Wednesday, October 22, 2008

As the election winds down and an Obama victory practically assured I think it useful to remind that although the economy dominates now it is with foreign policy that Presidential decisions are most dramatically felt. Sure, republicans and democrats have different approaches to economic issues and those differences matter; and sure, there's a strong likelihood that Obama will have a super majority to work with in Congress and that could skew expected outcomes - but the economy in general, especially given the global nature of it now, tends to have a mind of its own and rises and falls independent of political meddling - and even if one is generous in factoring in meddling the President's role there is a little hit and miss, somewhat superficial. Yes, monetary policy by the Fed and bits of legislation enacted by Congress played significant roles in current economic meltdown, but would any of that not have been the case had there been a different President? I don't see it. Economics is such a specialized discipline that most Presidents are entirely dependent on the specialists in their cabinet - and with those specialists then being pretty much dependent on the views of the business community... well, you see, I tend to believe a President's impact on the economy is limited - although all bets are off if Obama gets his super majority.

No, it's with foreign policy that a President's legacy is largely made and his effect on the well being of the country, both present and future, most strongly felt - that is, when we're talking about great countries, super powers, empires - and that of course is what we're talking about here.

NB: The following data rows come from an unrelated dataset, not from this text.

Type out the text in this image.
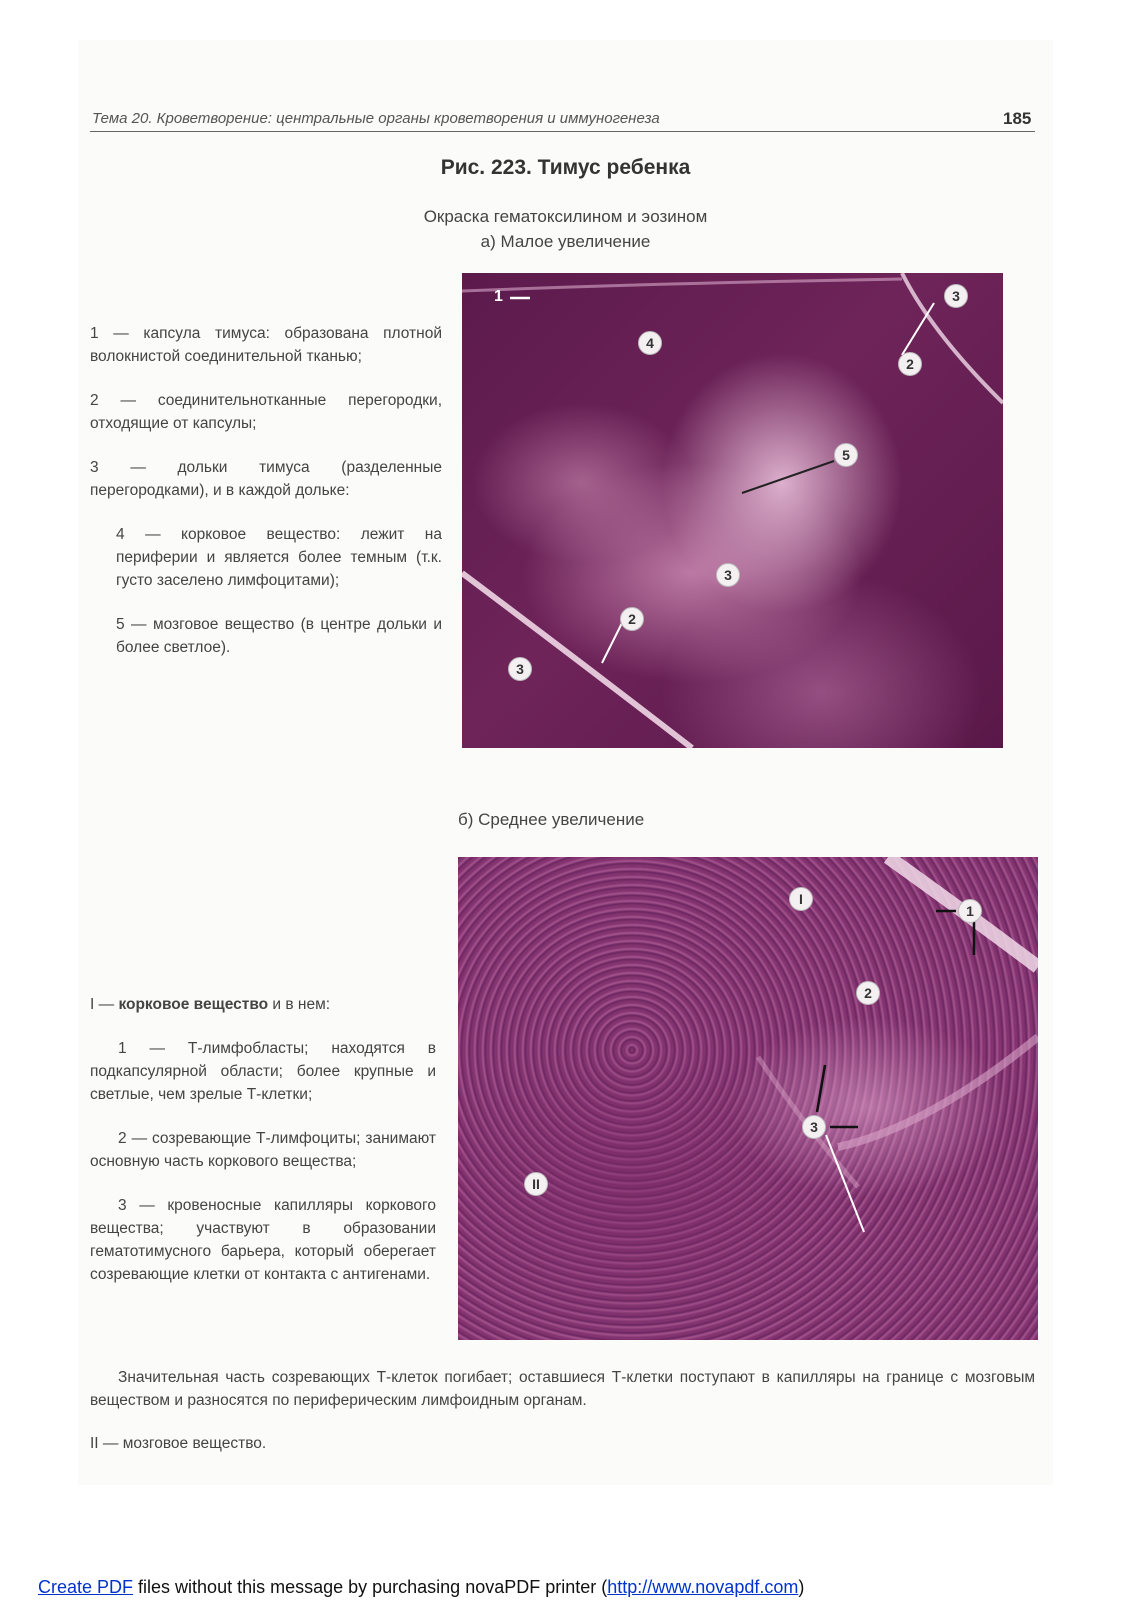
Тема 20. Кроветворение: центральные органы кроветворения и иммуногенеза	185
Рис. 223. Тимус ребенка
Окраска гематоксилином и эозином
а) Малое увеличение

1 — капсула тимуса: образована плотной волокнистой соединительной тканью;

2 — соединительнотканные перегородки, отходящие от капсулы;

3 — дольки тимуса (разделенные перегородками), и в каждой дольке:

4 — корковое вещество: лежит на периферии и является более темным (т.к. густо заселено лимфоцитами);

5 — мозговое вещество (в центре дольки и более светлое).

1	3
2
4
5
3
2
3
б) Среднее увеличение

I — корковое вещество и в нем:

1 — Т-лимфобласты; находятся в подкапсулярной области; более крупные и светлые, чем зрелые Т-клетки;

2 — созревающие Т-лимфоциты; занимают основную часть коркового вещества;

3 — кровеносные капилляры коркового вещества; участвуют в образовании гематотимусного барьера, который оберегает созревающие клетки от контакта с антигенами.

I
1
2
3
II

Значительная часть созревающих Т-клеток погибает; оставшиеся Т-клетки поступают в капилляры на границе с мозговым веществом и разносятся по периферическим лимфоидным органам.

II — мозговое вещество.
Create PDF files without this message by purchasing novaPDF printer (http://www.novapdf.com)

And so it is that an Obama presidency troubles me deeply - or, maybe more accurately, that the near delusional enthusiasm lavished on such a prospect by his acolytes troubles me: they've convinced themselves, without any corroborating evidence, that he is ready to lead - but to lead properly he's going to have to disappoint them, possibly bitterly disappoint, because their idealized enthusiasm is too far to the left to meet effectively the hard realities that necessarily will present themselves - and so, what will Obama do then? Lead or cave? Be decisive or equivocate? Will he seek to protect his popularity or make the tough decisions that imperil it? Will he reveal himself to be an enlightened moderate comfortable with the sometimes cruel dictates of realism or a benighted ideologue serving the naive idealism of a left wing agenda? These are the questions people should be asking - these are the questions that could come back to haunt.